Cara bercerita dan atmosfer yang ada dalam Split, sangat pararel dengan film-film awalnya Mr. Shyamalan seperti The Sixth Sense (1999), Unbreakable (2000), Signs (2002), The Village (2004). Pergerakan ceritanya terbilang lamban dan tenang, serta benar-benar bertumpu pada deretan dialog yang ada untuk membangun cerita dan perkembangan karakter. Setiap dialog yang ada jelas penting untuk diperhatikan - terutama di setengah pertama film - karena dialog-dialog tersebut menjadi pondasi utama untuk dapat menikmati setengah terakhir film yang penuh dengan kejutan.
Meski cenderung lamban, tetapi visualnya tidak pernah berhenti untuk membuat mata penonton kagum. Ciri khas Mr. Shyamalan dengan teknik sinematografinya yang cantik, diinterpretasi dengan sangat artistik oleh sinematografer Mike Gioulakis yang sebelumnya pernah mempercantik visual It Follows (2014). Mulai dari penempatan kamera statis dengan blocking yang cantik, banyak adegan close-up yang memperkuat kesan claustrophobic, sampai pergerakan kamera yang lamban namun efektif menambah intensitas ketegangan.

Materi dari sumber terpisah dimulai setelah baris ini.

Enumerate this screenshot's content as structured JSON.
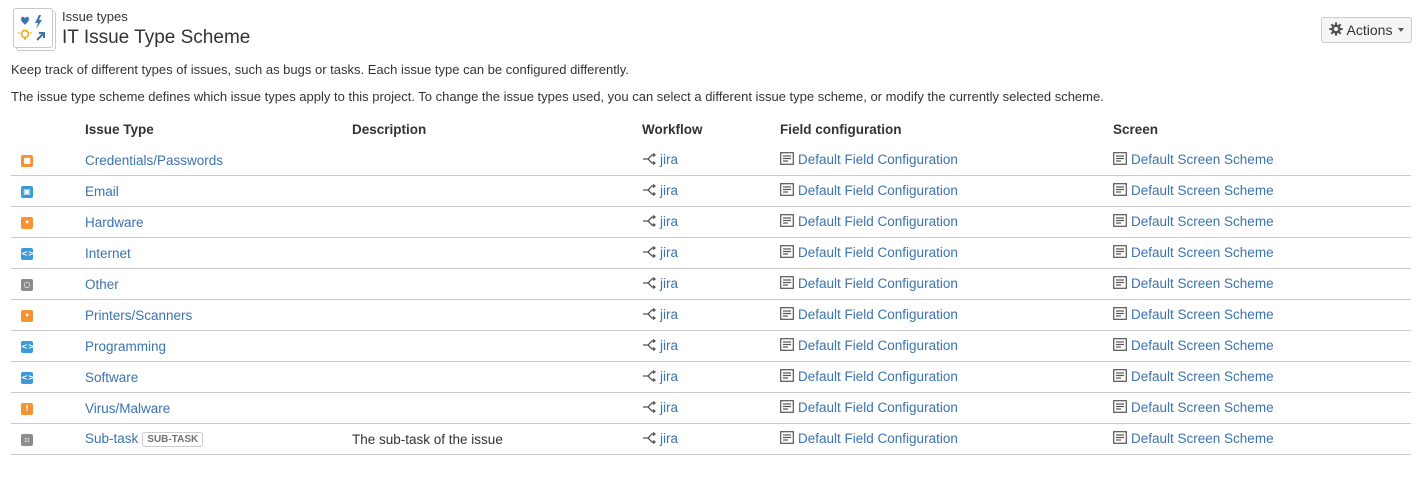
{
  "header": {
    "breadcrumb": "Issue types",
    "title": "IT Issue Type Scheme",
    "actions_label": "Actions"
  },
  "intro": {
    "line1": "Keep track of different types of issues, such as bugs or tasks. Each issue type can be configured differently.",
    "line2": "The issue type scheme defines which issue types apply to this project. To change the issue types used, you can select a different issue type scheme, or modify the currently selected scheme."
  },
  "table": {
    "columns": [
      "Issue Type",
      "Description",
      "Workflow",
      "Field configuration",
      "Screen"
    ],
    "rows": [
      {
        "name": "Credentials/Passwords",
        "icon": "lock-icon",
        "color": "#f79232",
        "description": "",
        "workflow": "jira",
        "field_config": "Default Field Configuration",
        "screen": "Default Screen Scheme"
      },
      {
        "name": "Email",
        "icon": "email-icon",
        "color": "#3b9bd8",
        "description": "",
        "workflow": "jira",
        "field_config": "Default Field Configuration",
        "screen": "Default Screen Scheme"
      },
      {
        "name": "Hardware",
        "icon": "lightbulb-icon",
        "color": "#f79232",
        "description": "",
        "workflow": "jira",
        "field_config": "Default Field Configuration",
        "screen": "Default Screen Scheme"
      },
      {
        "name": "Internet",
        "icon": "code-icon",
        "color": "#3b9bd8",
        "description": "",
        "workflow": "jira",
        "field_config": "Default Field Configuration",
        "screen": "Default Screen Scheme"
      },
      {
        "name": "Other",
        "icon": "circle-icon",
        "color": "#8c8c8c",
        "description": "",
        "workflow": "jira",
        "field_config": "Default Field Configuration",
        "screen": "Default Screen Scheme"
      },
      {
        "name": "Printers/Scanners",
        "icon": "lightbulb-icon",
        "color": "#f79232",
        "description": "",
        "workflow": "jira",
        "field_config": "Default Field Configuration",
        "screen": "Default Screen Scheme"
      },
      {
        "name": "Programming",
        "icon": "code-icon",
        "color": "#3b9bd8",
        "description": "",
        "workflow": "jira",
        "field_config": "Default Field Configuration",
        "screen": "Default Screen Scheme"
      },
      {
        "name": "Software",
        "icon": "code-icon",
        "color": "#3b9bd8",
        "description": "",
        "workflow": "jira",
        "field_config": "Default Field Configuration",
        "screen": "Default Screen Scheme"
      },
      {
        "name": "Virus/Malware",
        "icon": "exclamation-icon",
        "color": "#f79232",
        "description": "",
        "workflow": "jira",
        "field_config": "Default Field Configuration",
        "screen": "Default Screen Scheme"
      },
      {
        "name": "Sub-task",
        "icon": "subtask-icon",
        "color": "#8c8c8c",
        "badge": "SUB-TASK",
        "description": "The sub-task of the issue",
        "workflow": "jira",
        "field_config": "Default Field Configuration",
        "screen": "Default Screen Scheme"
      }
    ]
  }
}
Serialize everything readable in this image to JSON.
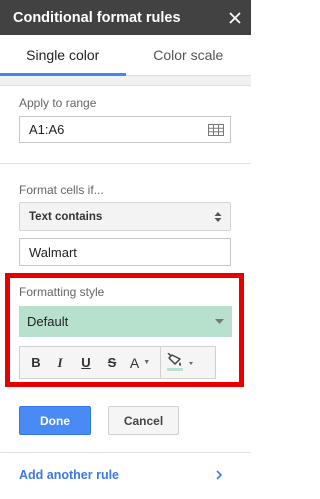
{
  "header": {
    "title": "Conditional format rules",
    "close_icon": "close-icon"
  },
  "tabs": [
    {
      "label": "Single color",
      "active": true
    },
    {
      "label": "Color scale",
      "active": false
    }
  ],
  "range": {
    "label": "Apply to range",
    "value": "A1:A6",
    "icon": "grid-icon"
  },
  "condition": {
    "label": "Format cells if...",
    "selected": "Text contains",
    "value": "Walmart"
  },
  "formatting": {
    "label": "Formatting style",
    "selected": "Default",
    "preview_color": "#b7e1cd",
    "toolbar": {
      "bold": "B",
      "italic": "I",
      "underline": "U",
      "strikethrough": "S",
      "text_color": "A",
      "fill_color_swatch": "#b7e1cd"
    }
  },
  "actions": {
    "done": "Done",
    "cancel": "Cancel",
    "done_color": "#4a8af4"
  },
  "footer": {
    "add_rule": "Add another rule"
  },
  "highlight_color": "#e60000"
}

Dari cerita yang dibawakan, sangat terlihat bagaimana Mr. Shyamalan melakukan risetnya dengan tidak main-main. Dulu disebut Multiple Personality Disorder, gejala-gejala dan dinamika dari Dissociative Identity Disorder ini digambarkan dengan sangat deskriptif dan valid. Struktur dasar dari DID dibangun dengan sangat rapi dan nyaman untuk diikuti bagi penonton awam, dan jauh dari kesan kuliah. Untuk kemudian, dasar teori DID ini dikembangkan sendiri - secara fiktif - oleh Shyamalan untuk menciptakan kisah mitosnya sendiri yang cenderung masih masuk di akal. Sampai tahap ini, gue sangat yakin orang-orang psikologi akan bersorak jaya melihat topik psikologi menjadi struktur utama dalam Split - apalagi subplot sesi konseling cenderung signifikan.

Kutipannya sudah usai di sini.